Hapag-Lloyd: Nicht nur zahlen, sondern sich für die Beschäftigten aktiv in die Unternehmenspolitik einmischen

Zu der Entscheidung des Senats, der TUI und der Signal Iduna die 25,1 %-Beteiligung am Container-Terminal Altenwerder (CTA) wieder an Hapag-Lloyd Konzern zurückzugeben um den Weg für die Beteiligung des Bundes am Stabilisierungspaket zu ermöglichen, erklärt Dr. Joachim Bischoff, Finanz- und Wirtschaftsexperte der Fraktion die LINKE in der Bürgerschaft:

Der gesamten maritimen Wirtschaft in Deutschland geht es schlecht. Die Branchen Werften, Reedereien, Schiffsfinanzierer und Logistik leiden unter einem drastischen Verfall der Frachtraten für Container. Auslöser dieses heftigen Absturzes ist ein Rückgang der Transportmengen bei gleichzeitig wachsenden Kapazitäten. Der schwarz-grüne Senat handelt angesichts der massiven Wirtschaftskrise zu defensiv. Es hilft nicht weiter, immer nur für einzelne Unternehmen Lösungen zu entwickeln. Da die maritime Wirtschaft mehrere wirtschaftlich schwierige Jahren vor sich hat, muss ein übergreifendes Strukturkonzept angeboten werden. Dies schließt ein, dass die Stadt bei den Unternehmen, die sie aus strukturpolitischen Überlegungen finanziell unterstützt, auch Einfluss auf die Geschäftspolitik nimmt.
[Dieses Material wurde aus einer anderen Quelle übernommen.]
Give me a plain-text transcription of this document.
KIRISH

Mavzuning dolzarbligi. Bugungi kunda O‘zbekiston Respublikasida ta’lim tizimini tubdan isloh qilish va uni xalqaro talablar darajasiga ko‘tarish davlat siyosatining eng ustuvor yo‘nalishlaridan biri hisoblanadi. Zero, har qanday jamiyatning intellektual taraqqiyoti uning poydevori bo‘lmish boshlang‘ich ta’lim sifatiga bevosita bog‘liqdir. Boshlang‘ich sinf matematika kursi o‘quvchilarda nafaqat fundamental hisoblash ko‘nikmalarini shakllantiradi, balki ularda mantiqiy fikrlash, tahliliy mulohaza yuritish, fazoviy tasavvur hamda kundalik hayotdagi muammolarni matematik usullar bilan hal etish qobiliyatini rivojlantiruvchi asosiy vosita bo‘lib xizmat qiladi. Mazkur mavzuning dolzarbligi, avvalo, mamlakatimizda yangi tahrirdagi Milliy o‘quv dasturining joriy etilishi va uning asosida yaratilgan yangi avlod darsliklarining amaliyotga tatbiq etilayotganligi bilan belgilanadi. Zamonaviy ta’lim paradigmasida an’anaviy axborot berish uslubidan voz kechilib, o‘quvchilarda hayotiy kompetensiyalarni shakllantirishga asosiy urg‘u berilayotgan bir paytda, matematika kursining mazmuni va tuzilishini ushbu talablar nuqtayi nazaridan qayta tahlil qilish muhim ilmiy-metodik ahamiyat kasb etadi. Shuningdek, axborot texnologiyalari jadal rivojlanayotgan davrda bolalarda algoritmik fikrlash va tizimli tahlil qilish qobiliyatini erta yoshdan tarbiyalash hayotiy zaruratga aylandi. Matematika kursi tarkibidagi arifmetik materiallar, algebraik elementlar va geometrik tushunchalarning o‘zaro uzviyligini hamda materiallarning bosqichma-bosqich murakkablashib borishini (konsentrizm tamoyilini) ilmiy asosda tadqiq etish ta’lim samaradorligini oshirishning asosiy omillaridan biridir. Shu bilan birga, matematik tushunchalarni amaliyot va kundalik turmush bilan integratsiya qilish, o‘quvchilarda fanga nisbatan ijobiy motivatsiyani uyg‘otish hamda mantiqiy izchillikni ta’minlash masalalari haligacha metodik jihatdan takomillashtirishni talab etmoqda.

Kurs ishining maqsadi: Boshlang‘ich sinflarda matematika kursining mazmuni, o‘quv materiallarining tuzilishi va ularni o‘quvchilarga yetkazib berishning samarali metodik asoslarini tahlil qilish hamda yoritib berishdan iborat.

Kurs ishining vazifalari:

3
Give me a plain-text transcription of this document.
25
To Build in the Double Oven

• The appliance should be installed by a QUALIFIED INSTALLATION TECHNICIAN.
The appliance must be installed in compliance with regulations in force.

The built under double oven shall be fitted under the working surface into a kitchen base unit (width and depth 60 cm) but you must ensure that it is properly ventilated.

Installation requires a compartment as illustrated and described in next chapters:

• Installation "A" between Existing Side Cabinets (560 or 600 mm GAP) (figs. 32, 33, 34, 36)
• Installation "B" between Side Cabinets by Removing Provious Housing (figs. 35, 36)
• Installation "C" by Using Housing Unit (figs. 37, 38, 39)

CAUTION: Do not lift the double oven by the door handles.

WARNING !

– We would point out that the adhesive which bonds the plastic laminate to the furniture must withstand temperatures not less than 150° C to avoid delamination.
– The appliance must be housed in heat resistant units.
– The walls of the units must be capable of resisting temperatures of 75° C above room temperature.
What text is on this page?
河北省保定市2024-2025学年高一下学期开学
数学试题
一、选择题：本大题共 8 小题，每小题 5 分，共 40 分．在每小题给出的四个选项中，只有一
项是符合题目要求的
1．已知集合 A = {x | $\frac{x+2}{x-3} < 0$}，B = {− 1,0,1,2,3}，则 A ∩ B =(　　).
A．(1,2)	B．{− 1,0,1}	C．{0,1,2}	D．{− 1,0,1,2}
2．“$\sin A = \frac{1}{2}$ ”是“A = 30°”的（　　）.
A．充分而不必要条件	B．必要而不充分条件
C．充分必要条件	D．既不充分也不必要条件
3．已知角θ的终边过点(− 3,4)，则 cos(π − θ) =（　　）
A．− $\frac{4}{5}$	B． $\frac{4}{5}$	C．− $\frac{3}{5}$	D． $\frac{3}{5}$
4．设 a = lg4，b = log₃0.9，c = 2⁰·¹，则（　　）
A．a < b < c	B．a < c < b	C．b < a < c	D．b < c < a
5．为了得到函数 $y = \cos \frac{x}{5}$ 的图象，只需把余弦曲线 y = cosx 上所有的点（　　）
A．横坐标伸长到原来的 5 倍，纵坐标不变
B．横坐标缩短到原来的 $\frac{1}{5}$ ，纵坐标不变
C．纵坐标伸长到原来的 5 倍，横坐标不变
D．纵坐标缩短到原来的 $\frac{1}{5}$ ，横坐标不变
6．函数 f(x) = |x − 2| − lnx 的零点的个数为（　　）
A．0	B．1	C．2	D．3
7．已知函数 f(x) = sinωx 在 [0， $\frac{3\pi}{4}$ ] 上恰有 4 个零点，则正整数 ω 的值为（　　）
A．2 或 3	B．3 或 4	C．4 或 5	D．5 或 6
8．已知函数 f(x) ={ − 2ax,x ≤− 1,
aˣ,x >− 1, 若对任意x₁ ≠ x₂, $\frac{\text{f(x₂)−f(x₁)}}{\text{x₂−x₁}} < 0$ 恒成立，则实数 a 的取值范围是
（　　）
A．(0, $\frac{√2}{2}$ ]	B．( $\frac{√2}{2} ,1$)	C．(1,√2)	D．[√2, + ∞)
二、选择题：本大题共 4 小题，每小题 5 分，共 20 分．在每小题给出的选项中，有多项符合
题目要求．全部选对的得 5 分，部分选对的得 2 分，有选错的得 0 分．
Weil sich auch Hapag-Lloyd, die nach Kapazität die fünftgrößte Containerreederei der Welt ist, der schweren Weltwirtschaftskrise nicht entziehen kann, muss Hamburg - zusammen mit den anderen Eigentümern - zügig eine auf die nächsten zwei Jahre angelegte Finanzkonzeption auf den Weg bringen. Es war seit dem Einstieg in die Holding 'Albert Ballin' absehbar, dass mit den Unternehmensverlusten der Hapag-Lloyd auch die finanzielle Belastung für die Freie und Hansestadt Hamburg ansteigen wird. Es ist überfällig, dass Hamburg nicht einfach nur zahlt, sondern sich aktiv in die Unternehmenspolitik einmischt und dafür sorgt, dass die schwere Krise nicht wieder auf dem Rücken der Beschäftigten ausgetragen wird.